Democrat Senators Edith Deleon Guerrero and Paul Manglona introduced a resolution to adopt the same rules then-Sen. Ralph Torres created in 2013 against former Gov. Benigno Fitial for Torres’s own impeachment trial.

The Senate has not announced a trial date yet since a tri-partisan two-thirds majority of the House passed all six articles of impeachment, politically indicting the governor for theft, corruption, and neglect of duty.

”Pursuant to the Senate’s authority under Article II, Section 8 and Article III, Section 19 of the Northern Mariana Islands Constitution, the Senate will call a session to conduct an impeachment trial of Governor Ralph Deleon Guerrero Torres,” Senate Resolution No. 22-14, introduced Tuesday, states. “Article II, section 14 of the Constitution of the Northern Mariana Islands requires that the Senate promulgate rules of procedure.”

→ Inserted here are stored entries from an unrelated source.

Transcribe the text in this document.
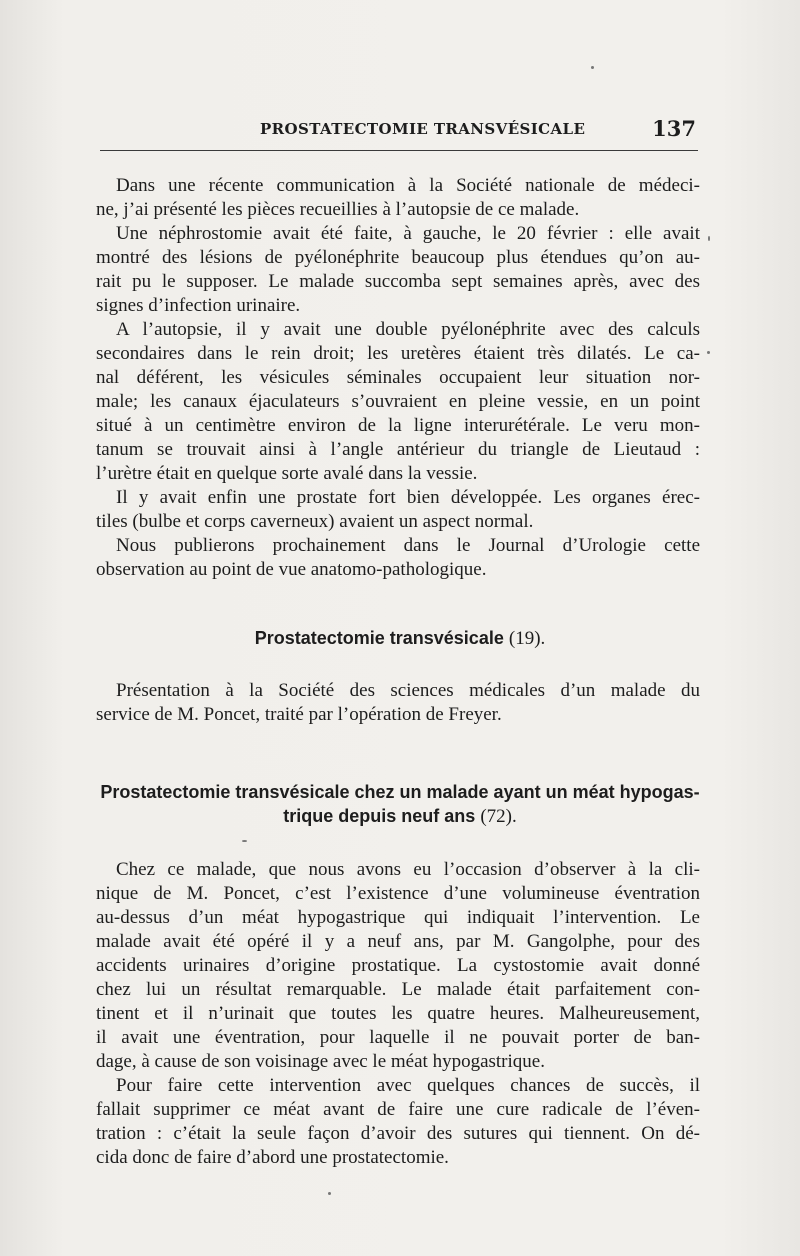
PROSTATECTOMIE TRANSVÉSICALE	137

Dans une récente communication à la Société nationale de médeci-
ne, j’ai présenté les pièces recueillies à l’autopsie de ce malade.

Une néphrostomie avait été faite, à gauche, le 20 février : elle avait
montré des lésions de pyélonéphrite beaucoup plus étendues qu’on au-
rait pu le supposer. Le malade succomba sept semaines après, avec des
signes d’infection urinaire.

A l’autopsie, il y avait une double pyélonéphrite avec des calculs
secondaires dans le rein droit; les uretères étaient très dilatés. Le ca-
nal déférent, les vésicules séminales occupaient leur situation nor-
male; les canaux éjaculateurs s’ouvraient en pleine vessie, en un point
situé à un centimètre environ de la ligne interurétérale. Le veru mon-
tanum se trouvait ainsi à l’angle antérieur du triangle de Lieutaud :
l’urètre était en quelque sorte avalé dans la vessie.

Il y avait enfin une prostate fort bien développée. Les organes érec-
tiles (bulbe et corps caverneux) avaient un aspect normal.

Nous publierons prochainement dans le Journal d’Urologie cette
observation au point de vue anatomo-pathologique.

Prostatectomie transvésicale (19).

Présentation à la Société des sciences médicales d’un malade du
service de M. Poncet, traité par l’opération de Freyer.

Prostatectomie transvésicale chez un malade ayant un méat hypogas-
trique depuis neuf ans (72).

Chez ce malade, que nous avons eu l’occasion d’observer à la cli-
nique de M. Poncet, c’est l’existence d’une volumineuse éventration
au-dessus d’un méat hypogastrique qui indiquait l’intervention. Le
malade avait été opéré il y a neuf ans, par M. Gangolphe, pour des
accidents urinaires d’origine prostatique. La cystostomie avait donné
chez lui un résultat remarquable. Le malade était parfaitement con-
tinent et il n’urinait que toutes les quatre heures. Malheureusement,
il avait une éventration, pour laquelle il ne pouvait porter de ban-
dage, à cause de son voisinage avec le méat hypogastrique.

Pour faire cette intervention avec quelques chances de succès, il
fallait supprimer ce méat avant de faire une cure radicale de l’éven-
tration : c’était la seule façon d’avoir des sutures qui tiennent. On dé-
cida donc de faire d’abord une prostatectomie.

Appended to the Deleon Guerrero-Manglona resolution are, ironically, Torres’s senate impeachment rules from the Eighteenth Legislature, when the Senate was preparing for the impeachment trial of Mr. Fitial. The only changes the democrats made to the rules were to replace Fitial’s name with Torres, and to replace the the reference to the Eighteenth Legislature to that of the Twenty Second Legislature.

Several parallels exist between the impeachment of Fitial and Torres’s. Mr. Torres was impeached nine years to the day the House impeached Fitial. The Senate president at the time was Jude Hofschneider, the current president (who will, again, ascend to the lieutenant governor’s post if Torres resigns or is removed from office). The only major difference between the two impeachments, is that Torres was impeached for arguably greater crimes than Fitial.

The greatest irony, however, is that Torres was in charge of drafting the rules against Fitial; rules that may very well govern his own impeachment.

”The Eighteenth Senate special committee on impeachment rules, chaired by then-Sen. Ralph Deleon Guerrero Torres, our present impeached governor, met several times to review the Senate’s options to discuss the language of the rules and draft impeachment rules,” the resolution states.

According to the draft rules, Torres would be prosecuted by members of the House or an attorney the House chooses. All the proceedings, including witness statements and other records, would be automatically admitted as evidence of fact in the Senate trial under the rules.